Dumisani Masimini
Dumisani Masimini is a penetration tester and security consultant at Pentest People.
He is particularly interested in the human side of security, how technical findings are communicated, understood, and acted upon within organisations. His work explores the gap between exploitation and impact, helping translate complex vulnerabilities into clear, actionable risk.
Dumisani has contributed to community discussions through webinars and is building a body of work focused on improving how penetration testers communicate security risk.
Session
AI is rapidly becoming part of the penetration tester’s workflow, generating payloads, summarising scan results, and accelerating technical discovery.
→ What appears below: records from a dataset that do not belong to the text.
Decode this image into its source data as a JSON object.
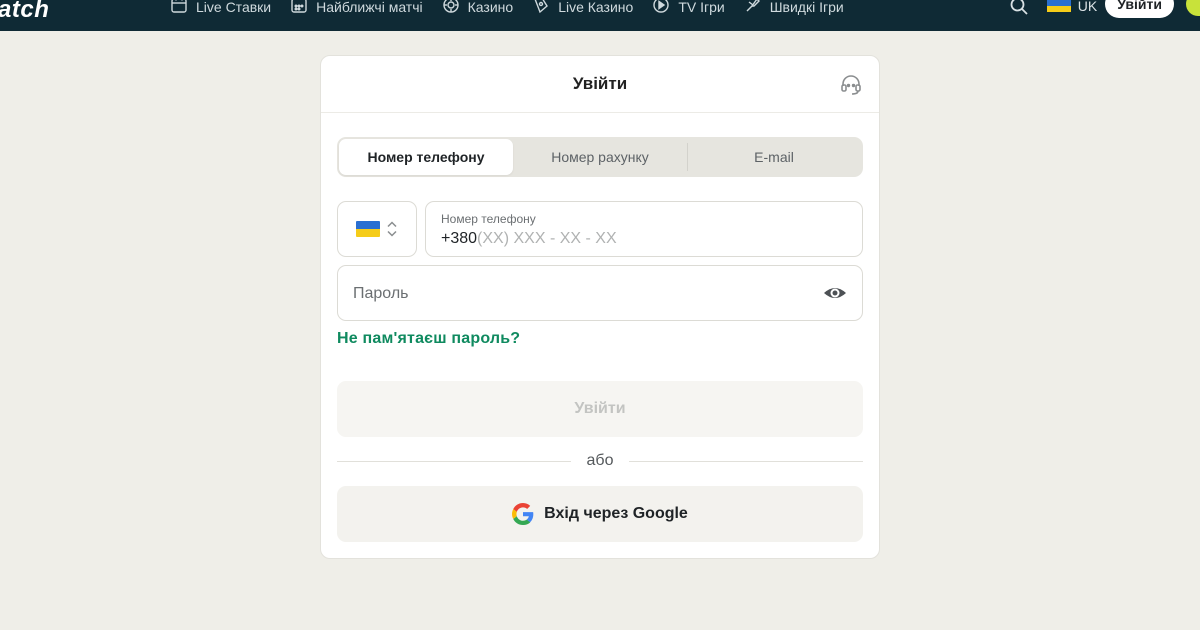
{
  "header": {
    "logo": "atch",
    "nav": [
      {
        "label": "Live Ставки",
        "icon": "live-calendar-icon"
      },
      {
        "label": "Найближчі матчі",
        "icon": "calendar-icon"
      },
      {
        "label": "Казино",
        "icon": "casino-chip-icon"
      },
      {
        "label": "Live Казино",
        "icon": "live-casino-icon"
      },
      {
        "label": "TV Ігри",
        "icon": "tv-games-icon"
      },
      {
        "label": "Швидкі Ігри",
        "icon": "quick-games-icon"
      }
    ],
    "language": "UK",
    "login_label": "Увійти"
  },
  "login_card": {
    "title": "Увійти",
    "tabs": [
      {
        "label": "Номер телефону",
        "active": true
      },
      {
        "label": "Номер рахунку",
        "active": false
      },
      {
        "label": "E-mail",
        "active": false
      }
    ],
    "phone": {
      "label": "Номер телефону",
      "prefix": "+380",
      "mask": "(XX) XXX - XX - XX"
    },
    "password_placeholder": "Пароль",
    "forgot_label": "Не пам'ятаєш пароль?",
    "submit_label": "Увійти",
    "or_label": "або",
    "google_label": "Вхід через Google"
  },
  "colors": {
    "header_bg": "#0f2a35",
    "page_bg": "#efeee8",
    "accent_green": "#0f8a5f",
    "flag_blue": "#2a6fd1",
    "flag_yellow": "#f5cc19"
  }
}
But while these tools increase speed, they also introduce a critical risk: confidence without validation.
AI can suggest vulnerabilities that don’t exist, misinterpret context, and produce output that appears convincing but lacks accuracy. In the hands of an inexperienced tester — or under time pressure — this can lead to false positives, weak findings, and ultimately poor reporting.
This talk explores how AI is actually being used in real-world pentesting, where it provides genuine value, and where it can go wrong. Through practical examples, it highlights common pitfalls and demonstrates how easily unverified AI output can make its way into reports.
More importantly, it introduces a structured approach to using AI responsibly, combining speed with validation, and technical output with real-world context. Attendees will leave with a clear framework for integrating AI into their workflow without compromising credibility or impact.